VINO RANCIO DE CEREZAS EN DINAMARCA.

Frederiksdal Kirsebærvin

La costa de la isla de Lolland, en Dinamarca, resulta ser un lugar ideal para el cultivo de la cereza.

El invierno es respetuoso y la primavera primeriza, prestándose a una temporada generosa durante la cual las cerezas maduran lentamente desarrollando una gran complejidad de matices.

En la punta oeste de la isla encontramos un castillo señorial.  Cuando se llega después de cruzar medio país en coche con la sensación de no llegar a ningún sitio, este caserón proyecta una sensación de estar en un lugar con un pasado esplendoroso. Bañado por la luz especial de las latitudes del Norte, entre un cielo azul intenso y prados exultantes de verde, la sorpresa deja paso a un sentimiento de extraña familiaridad.

Para los que hemos crecido con Las aventuras de Tintín, la edificación recuerda instantáneamente el Castillo de Molinos de Arriba o de Moulinsart, ese castillo que compra el profesor Tornassol al final de El tesoro de Rackham el Rojo y que se convierte en su casa, compartida con el capitán Haddock. El caserón de Frederiksdal parece la versión danesa del Castillo de Cheverny en el Valle del Loire (Francia), en el que se inspiró Hergé.

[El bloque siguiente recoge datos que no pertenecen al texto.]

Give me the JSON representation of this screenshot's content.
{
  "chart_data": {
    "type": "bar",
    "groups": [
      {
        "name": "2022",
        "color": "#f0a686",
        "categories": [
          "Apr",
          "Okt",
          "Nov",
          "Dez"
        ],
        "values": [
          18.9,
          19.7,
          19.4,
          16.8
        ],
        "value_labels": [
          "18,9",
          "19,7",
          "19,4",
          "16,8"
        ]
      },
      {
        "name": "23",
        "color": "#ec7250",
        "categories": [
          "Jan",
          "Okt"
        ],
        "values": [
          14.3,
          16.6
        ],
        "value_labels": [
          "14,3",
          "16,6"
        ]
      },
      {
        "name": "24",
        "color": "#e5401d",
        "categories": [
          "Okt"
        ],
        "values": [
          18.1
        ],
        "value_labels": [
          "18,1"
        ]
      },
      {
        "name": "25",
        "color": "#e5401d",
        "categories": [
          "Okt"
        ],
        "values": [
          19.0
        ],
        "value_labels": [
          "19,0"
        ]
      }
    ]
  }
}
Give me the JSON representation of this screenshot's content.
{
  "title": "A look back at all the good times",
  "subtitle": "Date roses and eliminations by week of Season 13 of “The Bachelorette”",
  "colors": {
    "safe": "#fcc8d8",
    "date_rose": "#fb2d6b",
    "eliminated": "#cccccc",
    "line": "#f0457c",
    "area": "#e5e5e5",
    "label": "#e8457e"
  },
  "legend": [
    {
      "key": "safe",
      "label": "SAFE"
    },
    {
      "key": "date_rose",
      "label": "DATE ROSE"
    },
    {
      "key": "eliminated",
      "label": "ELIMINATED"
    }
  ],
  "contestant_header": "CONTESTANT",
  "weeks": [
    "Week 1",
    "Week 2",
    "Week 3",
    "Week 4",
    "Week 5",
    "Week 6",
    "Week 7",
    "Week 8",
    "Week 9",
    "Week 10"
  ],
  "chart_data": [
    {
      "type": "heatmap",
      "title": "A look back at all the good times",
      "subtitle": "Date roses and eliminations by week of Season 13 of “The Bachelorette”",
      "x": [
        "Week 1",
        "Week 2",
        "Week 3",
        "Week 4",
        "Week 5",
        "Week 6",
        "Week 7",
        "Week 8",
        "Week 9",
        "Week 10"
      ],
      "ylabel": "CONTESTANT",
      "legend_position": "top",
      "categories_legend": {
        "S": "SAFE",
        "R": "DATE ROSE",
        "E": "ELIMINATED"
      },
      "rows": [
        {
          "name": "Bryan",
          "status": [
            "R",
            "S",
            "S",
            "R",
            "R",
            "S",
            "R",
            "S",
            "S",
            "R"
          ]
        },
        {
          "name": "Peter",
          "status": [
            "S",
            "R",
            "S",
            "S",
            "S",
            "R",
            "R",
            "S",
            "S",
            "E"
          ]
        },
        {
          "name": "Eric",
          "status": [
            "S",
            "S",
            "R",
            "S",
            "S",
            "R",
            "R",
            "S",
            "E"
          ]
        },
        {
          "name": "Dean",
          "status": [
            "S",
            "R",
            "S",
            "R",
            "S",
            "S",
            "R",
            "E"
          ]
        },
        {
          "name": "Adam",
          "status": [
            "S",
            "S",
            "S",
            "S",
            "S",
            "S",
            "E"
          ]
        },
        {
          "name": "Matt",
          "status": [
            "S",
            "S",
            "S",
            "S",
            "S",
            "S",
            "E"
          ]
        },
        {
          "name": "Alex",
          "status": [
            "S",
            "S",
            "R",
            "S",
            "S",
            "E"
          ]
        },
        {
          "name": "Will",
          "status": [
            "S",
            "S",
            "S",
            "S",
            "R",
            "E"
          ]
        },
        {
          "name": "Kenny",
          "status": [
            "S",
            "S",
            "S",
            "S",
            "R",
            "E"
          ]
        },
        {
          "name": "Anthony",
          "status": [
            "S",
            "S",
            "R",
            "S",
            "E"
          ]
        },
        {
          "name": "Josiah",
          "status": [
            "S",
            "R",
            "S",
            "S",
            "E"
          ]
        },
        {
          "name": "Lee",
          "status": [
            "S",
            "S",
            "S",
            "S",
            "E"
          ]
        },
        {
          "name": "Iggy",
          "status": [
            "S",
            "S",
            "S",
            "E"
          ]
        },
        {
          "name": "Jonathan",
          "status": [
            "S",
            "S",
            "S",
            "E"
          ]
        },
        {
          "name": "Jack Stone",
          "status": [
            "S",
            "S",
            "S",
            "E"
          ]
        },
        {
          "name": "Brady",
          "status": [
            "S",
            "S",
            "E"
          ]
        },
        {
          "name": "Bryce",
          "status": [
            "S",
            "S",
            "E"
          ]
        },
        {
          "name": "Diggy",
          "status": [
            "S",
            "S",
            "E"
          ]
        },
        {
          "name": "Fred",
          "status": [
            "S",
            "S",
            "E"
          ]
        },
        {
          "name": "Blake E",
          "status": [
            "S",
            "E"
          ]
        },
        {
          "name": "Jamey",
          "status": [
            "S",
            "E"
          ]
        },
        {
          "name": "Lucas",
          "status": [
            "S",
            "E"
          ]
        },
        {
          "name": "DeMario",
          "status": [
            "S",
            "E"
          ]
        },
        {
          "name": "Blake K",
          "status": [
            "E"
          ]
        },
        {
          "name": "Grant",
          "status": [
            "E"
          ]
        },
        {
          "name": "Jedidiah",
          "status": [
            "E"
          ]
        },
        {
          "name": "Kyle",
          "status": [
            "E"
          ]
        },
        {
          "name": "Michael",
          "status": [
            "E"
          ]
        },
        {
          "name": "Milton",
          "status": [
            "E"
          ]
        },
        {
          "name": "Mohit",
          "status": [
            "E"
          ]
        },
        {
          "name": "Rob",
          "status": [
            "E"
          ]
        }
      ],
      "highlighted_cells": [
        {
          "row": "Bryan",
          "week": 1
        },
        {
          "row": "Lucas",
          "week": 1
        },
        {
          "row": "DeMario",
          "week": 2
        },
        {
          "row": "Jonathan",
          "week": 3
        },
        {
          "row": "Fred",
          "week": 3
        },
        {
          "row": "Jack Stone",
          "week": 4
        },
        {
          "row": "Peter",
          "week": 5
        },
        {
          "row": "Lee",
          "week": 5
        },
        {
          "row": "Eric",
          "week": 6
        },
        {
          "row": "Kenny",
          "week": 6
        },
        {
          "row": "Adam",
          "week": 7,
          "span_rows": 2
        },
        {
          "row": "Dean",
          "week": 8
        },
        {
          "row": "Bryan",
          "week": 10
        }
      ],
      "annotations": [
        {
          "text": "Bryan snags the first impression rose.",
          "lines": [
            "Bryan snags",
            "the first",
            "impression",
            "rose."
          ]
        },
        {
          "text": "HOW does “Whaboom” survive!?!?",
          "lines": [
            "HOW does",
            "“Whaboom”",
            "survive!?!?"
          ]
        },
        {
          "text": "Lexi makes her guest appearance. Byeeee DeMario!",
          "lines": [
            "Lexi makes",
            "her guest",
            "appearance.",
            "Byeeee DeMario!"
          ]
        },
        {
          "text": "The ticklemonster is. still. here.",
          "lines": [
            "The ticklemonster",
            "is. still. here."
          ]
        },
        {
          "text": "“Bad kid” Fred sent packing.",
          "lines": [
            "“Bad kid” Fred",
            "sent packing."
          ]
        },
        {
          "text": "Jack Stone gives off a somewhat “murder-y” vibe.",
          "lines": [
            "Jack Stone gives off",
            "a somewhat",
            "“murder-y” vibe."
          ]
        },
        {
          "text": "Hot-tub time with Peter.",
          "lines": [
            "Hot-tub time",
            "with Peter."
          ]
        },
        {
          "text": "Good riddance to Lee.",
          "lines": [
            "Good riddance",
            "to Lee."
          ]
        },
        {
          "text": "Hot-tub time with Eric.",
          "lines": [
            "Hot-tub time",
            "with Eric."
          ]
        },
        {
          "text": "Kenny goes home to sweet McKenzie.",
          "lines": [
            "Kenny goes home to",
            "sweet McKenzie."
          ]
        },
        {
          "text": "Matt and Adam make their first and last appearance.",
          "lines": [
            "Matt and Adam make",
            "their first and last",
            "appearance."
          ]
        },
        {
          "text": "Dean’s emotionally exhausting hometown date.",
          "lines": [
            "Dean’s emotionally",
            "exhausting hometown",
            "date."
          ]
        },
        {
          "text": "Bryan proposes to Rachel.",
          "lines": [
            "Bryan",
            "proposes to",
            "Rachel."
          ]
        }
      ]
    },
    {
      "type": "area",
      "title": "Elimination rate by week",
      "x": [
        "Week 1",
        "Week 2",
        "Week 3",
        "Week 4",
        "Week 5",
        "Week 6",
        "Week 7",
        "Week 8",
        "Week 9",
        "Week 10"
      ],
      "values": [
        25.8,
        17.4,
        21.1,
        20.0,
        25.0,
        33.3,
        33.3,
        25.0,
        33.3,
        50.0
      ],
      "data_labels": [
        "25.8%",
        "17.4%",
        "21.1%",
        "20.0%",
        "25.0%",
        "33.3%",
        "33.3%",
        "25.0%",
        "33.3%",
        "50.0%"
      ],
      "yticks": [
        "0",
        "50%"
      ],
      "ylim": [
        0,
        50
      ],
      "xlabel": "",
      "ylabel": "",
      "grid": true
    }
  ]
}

Harald Krabbe, propietario de Frederiksdal, heredó la finca y decidió implicarse para que no se deteriorase la edificación ni el potencial de sus tierras. Soñador y voluntarioso, Krabbe decidió hacer vino de cereza con una variedad de cereza nórdica: la cereza danesa Stevnsbær negra, a menudo llamada uva nórdica.

Se trata de una cereza que, una vez madurada, mantiene una acidez extraordinaria, como no podía ser de otra manera en esas latitudes, y demuestra una complejidad y un potencial sorprendentes. El proceso de vinificación es parecido al de nuestro vino, aunque la logística de cosechar la fruta y hacer el mosto implica algunas diferencias. El vino resultante que proponen en esta bodega tiene un azúcar residual bastante alto para compensar esa acidez.

Harald y sus colaboradores hace tiempo que trabajan una línea dedicada al vino rancio de cereza, que él vincula directamente a Catalunya (aunque prestigia más a través de Madeira, Porto, Banyuls o Maury).

Es impactante ver como a tantos quilómetros de casa pervive este concepto, aunque castellanizado con la palabra rancio; sinceramente, tendríamos que hacérnoslo mirar.

El sutil pero evidente encanto del rancio se percibe perfectamente, entre el carácter propio que aporta la cereza, desplegándose toda su complejidad y madurez. Todo ello gracias a un reposo de un año en una extensión de garrafas de vidrio llenas de vino de cereza que, a sol y serena, evolucionan al sonido del viento y las olas del mar báltico. El vino pasa otro año en botas de Coñac de 450 litros antes embotellarse.

Aunque este envejecimiento es precoz, el resultado final evaluado desde el prisma del vino rancio no está nada mal. De hecho, junto con la sorpresa un punto exótico que supone en nuestra zona un vino de cereza me pareció un producto digno de las mejores sobremesas. Aquí dejo la referencia anotada por si algún lector, de viaje por el norte, se encuentra una botella y se anima a traerla a casa.

Bernat Guixer – Espiritu Roca. Celler de Can Roca.